- Born: August 14, 1897
- Died: October 3, 1941 (aged 44) Toronto, Canada
- Mount Pleasant Cemetery, Toronto: Toronto, Canada
- Allegiance: King George V of the British Empire
- Branch: Royal Flying Corps
- Rank: Squadron Leader
- Unit: No. 47 Squadron RAF, No. 150 Squadron RAF
- Awards: Distinguished Flying Cross, French Croix de Guerre, General Service Medal, and the Canadian Volunteer Service Medal

= Charles D. B. Green =

Canadian World War I flying ace

Lieutenant Charles Duncan Bremner Green (August 14, 1897 – October 3, 1941) was a Canadian World War I flying ace credited with 11 aerial victories. Postwar, he went on to success in business until World War II. After rejoining military life, he again served until his untimely accidental death.

==Early life==
Charles Duncan Bremner Green was the son of Charles and Annie Henderson Green. He was born at sea while his parents were en route to Australia.

==World War I==
Green began his military service with the 164th (Halton and Dufferin) Battalion, CEF, with whom he enlisted. He transferred to the Royal Flying Corps, and was rated as a Flying Officer while still a lieutenant, on December 22, 1917.

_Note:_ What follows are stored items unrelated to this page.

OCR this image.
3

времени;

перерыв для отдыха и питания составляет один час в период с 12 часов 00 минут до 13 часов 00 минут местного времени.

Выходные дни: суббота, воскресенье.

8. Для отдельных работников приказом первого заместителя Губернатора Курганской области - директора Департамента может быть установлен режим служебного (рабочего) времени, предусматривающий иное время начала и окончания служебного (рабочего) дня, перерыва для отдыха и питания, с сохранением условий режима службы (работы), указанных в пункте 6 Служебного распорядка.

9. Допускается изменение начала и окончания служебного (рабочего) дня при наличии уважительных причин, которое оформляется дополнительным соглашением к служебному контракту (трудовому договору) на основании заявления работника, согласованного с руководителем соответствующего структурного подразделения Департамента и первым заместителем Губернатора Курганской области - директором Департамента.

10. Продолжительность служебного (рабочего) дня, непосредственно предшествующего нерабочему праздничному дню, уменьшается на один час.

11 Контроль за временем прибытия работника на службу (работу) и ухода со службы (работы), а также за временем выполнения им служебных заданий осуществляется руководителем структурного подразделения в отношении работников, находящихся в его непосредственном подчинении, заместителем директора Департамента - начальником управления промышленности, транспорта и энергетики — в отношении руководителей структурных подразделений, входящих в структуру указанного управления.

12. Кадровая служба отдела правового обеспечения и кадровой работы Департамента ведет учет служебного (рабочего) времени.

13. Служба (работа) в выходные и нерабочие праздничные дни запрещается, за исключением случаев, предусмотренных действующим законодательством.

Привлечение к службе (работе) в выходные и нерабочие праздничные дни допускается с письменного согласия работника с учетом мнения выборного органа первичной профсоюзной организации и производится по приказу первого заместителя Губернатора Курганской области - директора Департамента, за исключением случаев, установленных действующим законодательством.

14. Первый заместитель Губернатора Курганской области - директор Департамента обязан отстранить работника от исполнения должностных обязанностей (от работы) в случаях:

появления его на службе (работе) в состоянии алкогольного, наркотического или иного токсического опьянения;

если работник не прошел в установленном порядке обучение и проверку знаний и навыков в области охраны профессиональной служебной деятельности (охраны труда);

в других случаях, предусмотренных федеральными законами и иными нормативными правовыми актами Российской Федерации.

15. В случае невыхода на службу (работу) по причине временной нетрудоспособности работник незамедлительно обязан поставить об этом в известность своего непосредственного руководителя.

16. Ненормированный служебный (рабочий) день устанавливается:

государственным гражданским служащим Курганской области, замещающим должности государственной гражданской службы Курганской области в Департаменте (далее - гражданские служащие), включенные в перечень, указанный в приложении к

He was stationed in Salonika, Greece with B Flight of 47 Squadron as a pilot of Royal Aircraft Factory SE.5as. On April 13, 1918, he and fellow Canadian Gerald Gordon Bell destroyed an enemy Albatros D.III.

When 47 Squadron's fighter flights were incorporated into forming the newly 150 Squadron, Green went with them. On May 6, he began a string of ten triumphs with his new squadron by driving down a DFW reconnaissance foe. He accrued victories one or two at a time until July 18, 1918. By then, he had destroyed six enemy planes, including the one shared with Bell and another shared with Acheson Goulding. He had also driven down five other opponents out of control.

==Post World War I==
Green was finally awarded a Distinguished Flying Cross on January 1, 1919.

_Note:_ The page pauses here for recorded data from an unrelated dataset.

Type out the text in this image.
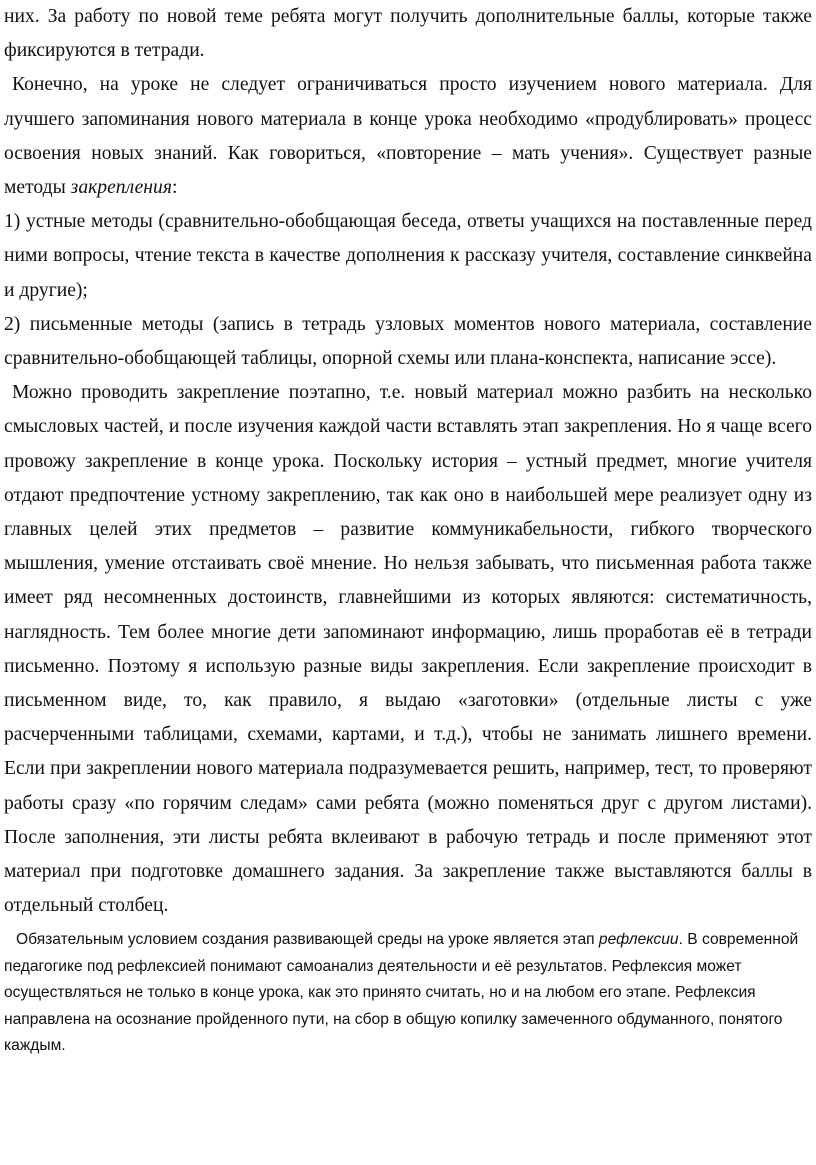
них. За работу по новой теме ребята могут получить дополнительные баллы, которые также фиксируются в тетради.

Конечно, на уроке не следует ограничиваться просто изучением нового материала. Для лучшего запоминания нового материала в конце урока необходимо «продублировать» процесс освоения новых знаний. Как говориться, «повторение – мать учения». Существует разные методы закрепления:

1) устные методы (сравнительно-обобщающая беседа, ответы учащихся на поставленные перед ними вопросы, чтение текста в качестве дополнения к рассказу учителя, составление синквейна и другие);

2) письменные методы (запись в тетрадь узловых моментов нового материала, составление сравнительно-обобщающей таблицы, опорной схемы или плана-конспекта, написание эссе).

Можно проводить закрепление поэтапно, т.е. новый материал можно разбить на несколько смысловых частей, и после изучения каждой части вставлять этап закрепления. Но я чаще всего провожу закрепление в конце урока. Поскольку история – устный предмет, многие учителя отдают предпочтение устному закреплению, так как оно в наибольшей мере реализует одну из главных целей этих предметов – развитие коммуникабельности, гибкого творческого мышления, умение отстаивать своё мнение. Но нельзя забывать, что письменная работа также имеет ряд несомненных достоинств, главнейшими из которых являются: систематичность, наглядность. Тем более многие дети запоминают информацию, лишь проработав её в тетради письменно. Поэтому я использую разные виды закрепления. Если закрепление происходит в письменном виде, то, как правило, я выдаю «заготовки» (отдельные листы с уже расчерченными таблицами, схемами, картами, и т.д.), чтобы не занимать лишнего времени. Если при закреплении нового материала подразумевается решить, например, тест, то проверяют работы сразу «по горячим следам» сами ребята (можно поменяться друг с другом листами). После заполнения, эти листы ребята вклеивают в рабочую тетрадь и после применяют этот материал при подготовке домашнего задания. За закрепление также выставляются баллы в отдельный столбец.

Обязательным условием создания развивающей среды на уроке является этап рефлексии. В современной педагогике под рефлексией понимают самоанализ деятельности и её результатов. Рефлексия может осуществляться не только в конце урока, как это принято считать, но и на любом его этапе. Рефлексия направлена на осознание пройденного пути, на сбор в общую копилку замеченного обдуманного, понятого каждым.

After his return to Toronto, he married Marion Wilton Baillie, age 22, on June 9, 1923. They had three children: Bremner, Donald, and Elizabeth. He began work as a broker for Amelius Jarvis and Company, and continued with this company until 1939.

==World War II==
Although he was married with three children when World War II broke out, he re-enlisted, this time in the Royal Canadian Air Force. He served near his home at Camp Borden as an instructor, with the rank of Squadron Leader. His service in this post saw him rewarded with the General Service Medal and the Canadian Volunteer Service Medal.

In the autumn of 1941, he went to hospital for treatment of an old wound. While being treated, he toppled off the hospital's balcony to his death on October 3, 1941. He died without a will, and was buried in Mount Pleasant Cemetery in Toronto.